"Bos, sepertinya mereka bersembunyi di balik pohon besar itu."
Udin tertawa terbahak-bahak dengan nada mengejek. Dia menyentil kepala Ucup dengan kasar, "Dasar bego! Sudah tau di dekat pohon itu ada jurang. Mau nyari mati, lo...?"
"Kalian memang sama-sama bego! Ngurusin anak kecil aja nggak bisa!"
Lelaki gondrong itu melengos pergi meninggalkan kedua anak buahnya yang kemudian menyusul dari belakang.
Setelah merasa aman, Bimo memberanikan diri mengintip dari balik pohon. Akhirnya Bimo bisa bernapas lega setelah mengamati sekitar dan tak menemukan mereka di sini.
"Dit, kita selamat. Ayo, kita pergi dari sini!" Hening, tak ada jawaban.
Bimo tersentak kaget saat kedua kelopak matanya tak menemukan batang hidung Adit di sisinya. Dia mengedarkan pandangannya ke seluruh tempat, Â namun tidak juga menemukan adiknya.

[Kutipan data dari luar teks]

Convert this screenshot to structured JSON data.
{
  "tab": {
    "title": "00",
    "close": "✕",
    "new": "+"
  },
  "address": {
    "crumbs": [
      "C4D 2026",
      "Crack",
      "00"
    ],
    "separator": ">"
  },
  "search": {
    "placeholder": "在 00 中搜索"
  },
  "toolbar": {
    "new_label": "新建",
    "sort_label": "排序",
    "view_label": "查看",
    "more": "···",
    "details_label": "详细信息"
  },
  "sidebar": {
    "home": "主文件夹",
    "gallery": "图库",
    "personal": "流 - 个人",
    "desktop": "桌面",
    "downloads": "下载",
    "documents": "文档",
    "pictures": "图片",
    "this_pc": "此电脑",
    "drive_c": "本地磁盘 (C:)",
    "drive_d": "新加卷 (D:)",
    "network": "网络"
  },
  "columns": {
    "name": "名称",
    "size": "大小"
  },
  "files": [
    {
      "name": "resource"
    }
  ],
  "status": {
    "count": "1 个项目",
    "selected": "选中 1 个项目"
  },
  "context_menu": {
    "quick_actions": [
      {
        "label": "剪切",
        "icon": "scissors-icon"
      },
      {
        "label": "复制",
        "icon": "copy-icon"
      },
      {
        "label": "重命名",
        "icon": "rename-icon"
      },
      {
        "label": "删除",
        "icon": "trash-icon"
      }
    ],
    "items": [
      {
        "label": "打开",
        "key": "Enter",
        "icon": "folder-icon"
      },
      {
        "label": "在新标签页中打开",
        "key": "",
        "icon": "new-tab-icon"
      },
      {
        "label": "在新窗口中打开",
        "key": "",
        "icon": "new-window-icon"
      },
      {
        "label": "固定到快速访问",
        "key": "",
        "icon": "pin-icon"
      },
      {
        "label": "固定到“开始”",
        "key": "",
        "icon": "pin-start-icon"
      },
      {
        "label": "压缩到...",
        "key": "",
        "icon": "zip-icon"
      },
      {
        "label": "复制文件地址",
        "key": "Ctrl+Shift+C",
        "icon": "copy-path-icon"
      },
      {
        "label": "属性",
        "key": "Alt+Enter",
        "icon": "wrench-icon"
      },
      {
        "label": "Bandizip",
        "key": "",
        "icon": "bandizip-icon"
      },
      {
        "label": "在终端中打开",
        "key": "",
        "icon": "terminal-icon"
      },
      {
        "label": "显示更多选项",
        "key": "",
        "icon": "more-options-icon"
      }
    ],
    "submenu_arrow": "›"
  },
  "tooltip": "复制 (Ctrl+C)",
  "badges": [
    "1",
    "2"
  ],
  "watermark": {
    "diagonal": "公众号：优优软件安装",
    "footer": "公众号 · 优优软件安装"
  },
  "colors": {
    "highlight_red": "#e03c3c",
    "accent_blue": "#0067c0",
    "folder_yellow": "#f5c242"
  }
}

Tubuh ringkih itu terus berjalan di atas trotoar jalan. Ia tidak mempedulikan perutnya yang keroncongan karena belum terisi apapun sejak pagi. Hingga ekor matanya menangkap tubuh Adit di pinggir jalan dekat sebuah warung kecil. Tepatnya di depan sebuah tong sampah. Adit seperti tengah mencari sesuatu di sana. Lalu ia bergegas menemuinya.
Kedua matanya berbinar saat Adit menemukan apa yang  ia cari sedari tadi. Roti itu masih tersisa setengah. Lumayan, bisa mengganjal perut laparnya. Kejadian seperti ini sangat jarang ia temukan. Mereka lebih sering menahan lapar hingga petang kemudian tertidur di rumah kecilnya sampai pagi.
Adit membagi dua bagian sisa roti itu dan memberikannya kepada Bimo.
"Kakak tidak lapar. Buat kamu saja," jawab Bimo.